NO BORDER/BESSON , même combat : la communication

Par Philippe BLET
L’initiative malheureuse qui a conduit à l’évacuation d’un hangar à Calais apporte de la tension dans une situation déjà
compliquée. Elle focalise l’attention sur la Calaisis comme si la réponse aux problèmes que posent les flux migratoires s’y trouvait. Elle attire le regard sur un hangar et détourne des vraies
questions.

Alors qu’il est bien évident pour tous que cette question doit être nécessairement traitée au niveau européen. Il est indispensable qu’une politique globale, négociée, acceptée par tous les pays
de l’union soit mise en œuvre. Il n’y a pas d’autre alternative. Qu’une réponse humanitaire d’abord et juridique ensuite soit apportée à ces hommes, ces femmes et ces enfants qui n’ont
aujourd’hui d’autres solutions que de fuir la misère, la guerre et la terreur. Il faut revenir sur les accords du Touquet, signés à l’époque par Nicolas Sarkozy, Ministre de l’Intérieur, qui
déplacent la frontière anglaise de Douvres à Calais. A nous donc de régler l’immigration britannique ! Drôle de conception de la coopération.

En attendant, les élus ont à faire face aujourd’hui à Calais et dans le Calaisis à une situation humaine parfois difficile. Les calaisiens font preuve d’une exemplaire et remarquable tolérance.
Les associations locales soutiennent les migrants autant que possible en faisant preuve au quotidien d’un dévouement et d’un altruisme qui force l’admiration. Les autorités locales et les
associations se retrouvent au sein du « Conseil des migrants » pour élaborer ensemble les réponses à une situation que tout le monde subit. C’est ainsi qu’un lieu, adapté à la distribution des
repas aux réfugiés, a été aménagé. C’est ainsi que des douches, gérées par le Secours Catholique, sont mises à la disposition des migrants. C’est ainsi qu’un accueil de jour pour les personnes
les plus fragilisées (femmes, enfants, convalescents) ouvrira bientôt sur le Calaisis. La mobilisation de la communauté d’agglomération Cap Calaisis et de la mairie de Calais, en coordination
avec les associations humanitaires et certaines ONG, permet ces avancées non négligeables.

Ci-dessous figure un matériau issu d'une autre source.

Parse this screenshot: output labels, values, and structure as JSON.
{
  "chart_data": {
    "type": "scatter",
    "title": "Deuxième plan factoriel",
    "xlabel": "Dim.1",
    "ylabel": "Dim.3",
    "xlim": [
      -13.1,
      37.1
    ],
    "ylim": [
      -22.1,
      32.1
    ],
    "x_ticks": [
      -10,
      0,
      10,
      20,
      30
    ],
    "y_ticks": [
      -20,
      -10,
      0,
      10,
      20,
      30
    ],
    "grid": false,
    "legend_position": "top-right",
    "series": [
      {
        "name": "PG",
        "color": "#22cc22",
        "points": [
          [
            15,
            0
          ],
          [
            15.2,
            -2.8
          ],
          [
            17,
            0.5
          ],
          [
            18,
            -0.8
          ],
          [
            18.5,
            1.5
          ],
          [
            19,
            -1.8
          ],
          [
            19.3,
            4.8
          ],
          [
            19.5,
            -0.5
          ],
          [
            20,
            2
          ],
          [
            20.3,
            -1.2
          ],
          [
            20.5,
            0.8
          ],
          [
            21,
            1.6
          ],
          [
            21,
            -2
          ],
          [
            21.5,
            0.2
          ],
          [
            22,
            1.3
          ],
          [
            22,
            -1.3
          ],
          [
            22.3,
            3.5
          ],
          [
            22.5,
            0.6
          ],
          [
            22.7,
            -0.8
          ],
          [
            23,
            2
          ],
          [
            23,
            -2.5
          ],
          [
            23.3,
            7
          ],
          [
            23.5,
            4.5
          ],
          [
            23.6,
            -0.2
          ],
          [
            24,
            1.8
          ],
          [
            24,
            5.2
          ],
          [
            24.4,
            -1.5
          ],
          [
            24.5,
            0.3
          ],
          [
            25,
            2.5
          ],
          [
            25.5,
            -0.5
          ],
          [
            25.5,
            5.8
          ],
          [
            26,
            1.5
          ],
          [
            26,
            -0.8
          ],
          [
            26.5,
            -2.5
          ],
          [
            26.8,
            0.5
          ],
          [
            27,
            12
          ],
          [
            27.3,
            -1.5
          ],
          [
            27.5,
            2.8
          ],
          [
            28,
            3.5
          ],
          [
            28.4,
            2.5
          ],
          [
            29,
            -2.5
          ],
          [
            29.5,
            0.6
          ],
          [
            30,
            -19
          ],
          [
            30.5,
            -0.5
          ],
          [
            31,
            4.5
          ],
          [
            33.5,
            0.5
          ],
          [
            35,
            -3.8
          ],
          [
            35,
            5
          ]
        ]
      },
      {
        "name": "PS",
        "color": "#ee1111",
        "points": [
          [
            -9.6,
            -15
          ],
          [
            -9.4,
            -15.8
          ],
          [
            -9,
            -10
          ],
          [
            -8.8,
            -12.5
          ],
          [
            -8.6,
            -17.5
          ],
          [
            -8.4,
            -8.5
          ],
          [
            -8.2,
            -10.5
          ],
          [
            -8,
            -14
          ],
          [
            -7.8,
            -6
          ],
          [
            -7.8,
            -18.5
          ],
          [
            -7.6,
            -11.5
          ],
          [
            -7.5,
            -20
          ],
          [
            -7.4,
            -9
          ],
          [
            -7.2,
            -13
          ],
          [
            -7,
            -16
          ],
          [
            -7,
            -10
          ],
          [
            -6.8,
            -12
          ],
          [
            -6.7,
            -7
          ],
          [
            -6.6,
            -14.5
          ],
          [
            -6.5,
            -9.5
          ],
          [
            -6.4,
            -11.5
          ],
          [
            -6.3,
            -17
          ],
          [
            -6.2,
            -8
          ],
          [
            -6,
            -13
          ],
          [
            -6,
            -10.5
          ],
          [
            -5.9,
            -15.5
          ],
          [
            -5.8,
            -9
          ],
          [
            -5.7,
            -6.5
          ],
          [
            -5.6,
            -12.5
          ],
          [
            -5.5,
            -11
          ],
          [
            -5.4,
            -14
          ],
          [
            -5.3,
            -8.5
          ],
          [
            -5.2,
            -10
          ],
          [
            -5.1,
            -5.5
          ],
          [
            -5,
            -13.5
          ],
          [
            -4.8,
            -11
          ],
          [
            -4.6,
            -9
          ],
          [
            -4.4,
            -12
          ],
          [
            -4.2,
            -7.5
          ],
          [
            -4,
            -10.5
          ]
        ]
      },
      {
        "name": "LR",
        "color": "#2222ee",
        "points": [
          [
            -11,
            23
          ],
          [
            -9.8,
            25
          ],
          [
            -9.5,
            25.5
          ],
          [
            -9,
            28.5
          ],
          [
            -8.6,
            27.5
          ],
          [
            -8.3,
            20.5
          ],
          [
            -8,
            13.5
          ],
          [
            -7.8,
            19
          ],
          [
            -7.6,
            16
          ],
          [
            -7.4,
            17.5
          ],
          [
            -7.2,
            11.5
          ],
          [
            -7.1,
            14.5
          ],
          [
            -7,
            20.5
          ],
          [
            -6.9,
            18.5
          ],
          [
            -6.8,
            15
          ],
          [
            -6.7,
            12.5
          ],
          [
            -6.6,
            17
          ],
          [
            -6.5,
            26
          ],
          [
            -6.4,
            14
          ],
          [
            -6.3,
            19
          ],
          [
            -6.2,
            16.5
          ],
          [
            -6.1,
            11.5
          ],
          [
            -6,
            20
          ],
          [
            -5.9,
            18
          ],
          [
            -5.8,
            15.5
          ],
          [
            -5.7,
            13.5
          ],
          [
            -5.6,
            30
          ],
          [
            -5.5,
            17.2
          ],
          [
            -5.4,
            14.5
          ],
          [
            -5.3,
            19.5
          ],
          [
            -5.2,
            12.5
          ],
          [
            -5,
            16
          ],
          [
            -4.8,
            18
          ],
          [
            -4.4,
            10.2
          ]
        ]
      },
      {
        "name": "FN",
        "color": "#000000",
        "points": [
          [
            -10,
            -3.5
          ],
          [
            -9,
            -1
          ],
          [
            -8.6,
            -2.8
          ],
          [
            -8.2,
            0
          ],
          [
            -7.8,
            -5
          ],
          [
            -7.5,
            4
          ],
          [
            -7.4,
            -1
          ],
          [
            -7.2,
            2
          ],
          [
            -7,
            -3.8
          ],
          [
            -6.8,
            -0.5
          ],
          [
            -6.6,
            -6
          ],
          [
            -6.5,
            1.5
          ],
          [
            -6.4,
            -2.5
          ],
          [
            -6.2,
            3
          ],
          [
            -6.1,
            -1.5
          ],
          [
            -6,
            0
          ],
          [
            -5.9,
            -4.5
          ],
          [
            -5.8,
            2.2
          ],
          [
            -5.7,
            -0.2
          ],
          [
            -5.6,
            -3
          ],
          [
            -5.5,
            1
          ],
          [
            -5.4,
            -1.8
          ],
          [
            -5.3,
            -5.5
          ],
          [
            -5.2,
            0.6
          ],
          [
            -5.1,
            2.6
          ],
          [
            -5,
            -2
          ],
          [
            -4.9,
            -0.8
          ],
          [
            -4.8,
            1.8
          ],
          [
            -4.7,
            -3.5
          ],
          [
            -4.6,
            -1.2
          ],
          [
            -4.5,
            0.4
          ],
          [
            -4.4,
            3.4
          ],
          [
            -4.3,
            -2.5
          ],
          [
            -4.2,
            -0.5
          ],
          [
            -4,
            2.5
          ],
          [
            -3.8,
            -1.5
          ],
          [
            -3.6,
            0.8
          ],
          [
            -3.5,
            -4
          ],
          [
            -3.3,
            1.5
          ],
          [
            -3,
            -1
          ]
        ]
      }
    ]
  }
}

La radicalité d’associations en mal de notoriété et la cécité dont font preuve les pouvoirs publics nationaux et européens ne favorise pas l’émergence d’une solution équilibrée, humaine,
protectrice et juridique. Il est évident que la misère humaine est exploitée ici à des fins politiques. Les habitants en ont assez que leur ville soit mise à l’index pour permettre à quelques uns
(ministre ou activistes) d’assurer leur promotion.

Le devoir d’humanité est, certes, prioritaire. Mais il ne doit pas occulter les efforts de toute une population face à la crise qui frappe notre pays.